Preventive Care and Vaccines for Outdoor Cats:
Even cats that only spend part of their time outdoors need to take extra precautions. Here is a list of recommended vaccines for outdoor cats.
Rabies vaccine administration is mandated by Maine State Law for all cats. Your indoor/outdoor cat is at increased risk for this virus through hunting and potentially being bitten by unknown, unvaccinated animals.
We use PureVax Rabies vaccine (produced by Merial). This vaccine was specially formulated to reduce the occurrence of vaccine-associated fibrosarcomas (a type of cancer) in cats. Other Rabies vaccines contain an irritant or adjuvant to increase the body’s response to the vaccine. It is this irritant or adjuvant that has been identified as a cause of the fibrosarcoma tumors in cats. The PureVax is non-adjuvant, extremely safe, and administered once yearly.
FVRCP (Feline Viral Rhinotracheitis, Calici virus and Panleukopenia) is another recommended vaccine for indoor cats. This vaccine provides immunity against two separate upper respiratory diseases (Rhinotracheitis—the Feline Herpes virus—and Calici virus). The third component protects against Panleukopenia (the Feline Distemper virus).
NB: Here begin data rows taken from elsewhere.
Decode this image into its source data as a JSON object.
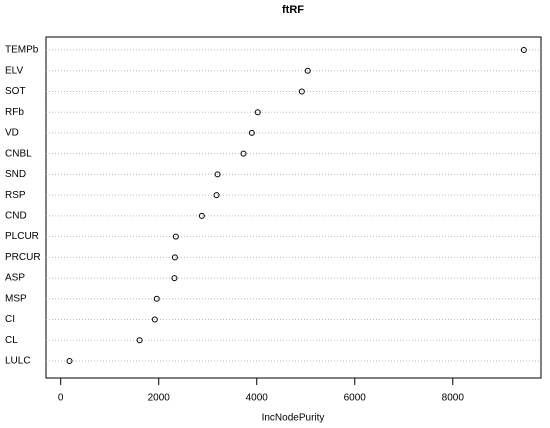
{
  "chart_data": {
    "type": "dot",
    "title": "ftRF",
    "x_label": "IncNodePurity",
    "categories": [
      "TEMPb",
      "ELV",
      "SOT",
      "RFb",
      "VD",
      "CNBL",
      "SND",
      "RSP",
      "CND",
      "PLCUR",
      "PRCUR",
      "ASP",
      "MSP",
      "CI",
      "CL",
      "LULC"
    ],
    "values": [
      9450,
      5040,
      4920,
      4020,
      3900,
      3730,
      3200,
      3180,
      2880,
      2350,
      2330,
      2320,
      1960,
      1920,
      1610,
      180
    ],
    "color": "#000000",
    "xlim": [
      -300,
      9800
    ],
    "xticks": [
      0,
      2000,
      4000,
      6000,
      8000
    ],
    "grid": true
  }
}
These diseases are highly contagious and can be brought into the environment by other pets that go outside or even the owners’ clothing. In kittens, this vaccine is administered every four weeks from the ages of eight to sixteen weeks. It is boostered the following year and every three years thereafter. In cats over sixteen to eighteen weeks, the vaccine is administered for the first time, boostered the following year and every three years thereafter.
Feline Leukemia vaccine (FELV) is also highly recommended for cats that go outside. The Feline Leukemia virus is not stable in the environment. Therefore, it requires direct, intimate contact to be transmitted (fighting, mating, grooming).
Indoor/outdoor cats, because of their possible contact with unknown or feral cats, are at much higher risk of contracting this virus than an indoor only cat. Because this virus is fatal in the majority of cats who contract it, vaccination against FELV is extremely important. We recommend an initial vaccine at or after sixteen weeks of age followed by annual boosters. At Veazie Veterinary Clinic, the same PureVax technology in our Merial Rabies vaccine is also present in our FELV vaccine.
Internal and external parasite protection is important for your indoor/outdoor cat. Outdoor cats like to hunt and often eat all or part of their prey. This puts them at increased risk for internal parasites including round worm, hook worm and tapeworm. Because of mosquitoes, they are at risk for heartworm disease.
They are also exposed to external parasites like fleas, ticks and ear mites. A topical product, like Revolution, can be administered monthly to prevent most intestinal and external parasites and keep your hunter healthy! Although Revolution is not approved for ticks in cats, we have had good success in this regard. The only parasite noted above that would require an additional medication would be tapeworms (acquired via eating infected mice or fleas).